Columbia mayor announces Pedestrian Safety Task Force
COLUMBIA - Four pedestrians have died and four have been injured in Columbia since October 2014. In response to the uptick in accidents, Columbia Mayor Bob McDavid has implemented a task force to get those numbers down.
At a news conference Friday morning, Ward 1 city councilman Clyde Ruffin explained why he's involved with the task force and why the initiative is important to him.
"Many of the pedestrian injuries have occurred in or near the ward 1 boundaries," Ruffin said. "That sends a resounding message that something must be done."
Councilman Ian Thomas and Columbia Pedestrian and Bicycle Commission chair Brant Kassel will also lead the task force alongside Mayor Bob McDavid. The task force will meet for between 6 and 12 months to address the issues.
Thomas said there are four main goals of the task force, what it calls the "Four E's." The task force will evaluate what issues are causing these pedestrian accidents, educate the public on pedestrian safety, enforce pedestrian responsibility on the roads and engineer safer streets in the city.
"What's really important is that the community understands that city officials are not standing by and looking the other way as nine people are injured or killed in serious pedestrian collisions," Thomas said.

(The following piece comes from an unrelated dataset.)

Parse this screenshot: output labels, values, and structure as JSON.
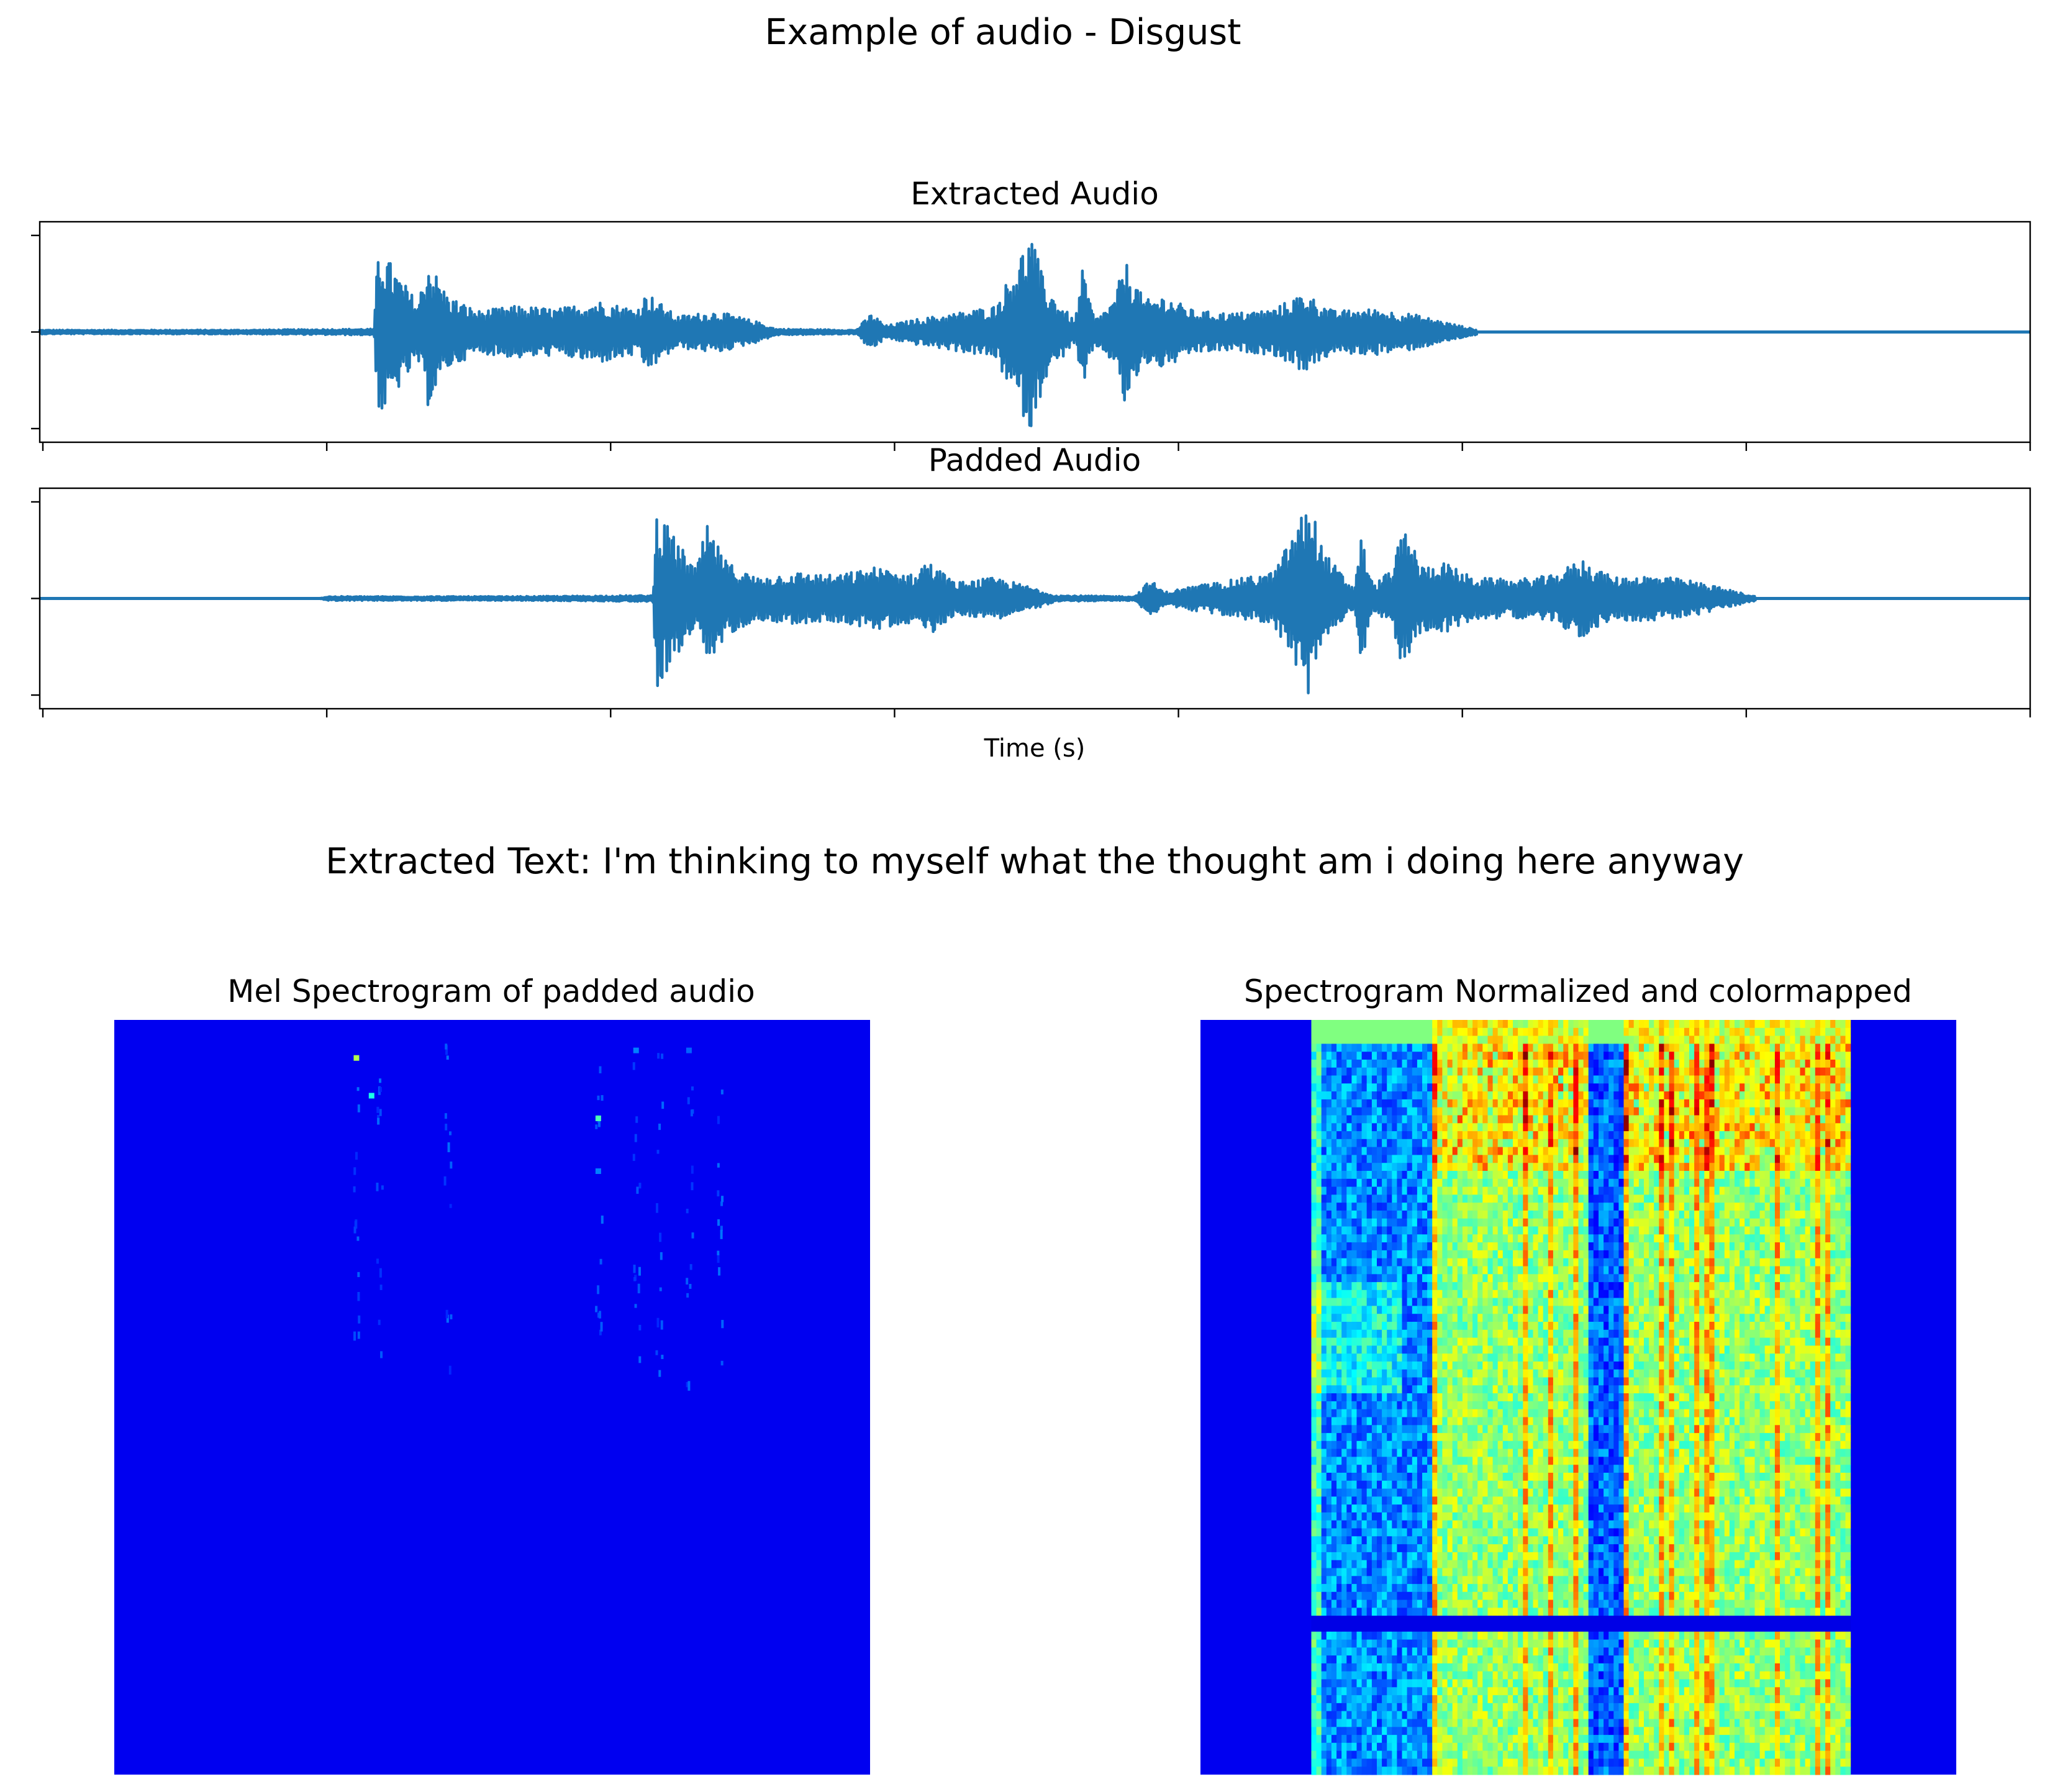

At the news conference, McDavid talked about upgrades to certain crosswalks, including the flashing crosswalk near Columbia College. McDavid said many people, especially if they are not from Columbia, don't know they need to stop there.
Columbia College student and staff member Bryan Pitman said he crosses that crosswalk everyday, and he's experienced problems with drivers.
"I've had cars that, as soon as we step off the curb, they still pass us," Pitman said.
Local pedestrian activist and volunteer Bob Alder hopes the task force does more to making walking easier in Columbia.
"There are large gaps in the sidewalk network," Alder said. "Places where there are maybe no sidewalks or where the sidewalks are in very poor condition, and in many of those places it's where there are many pedestrians."
The task force is expected to have about 15-17 members, and will report its findings and recommendations to the city council.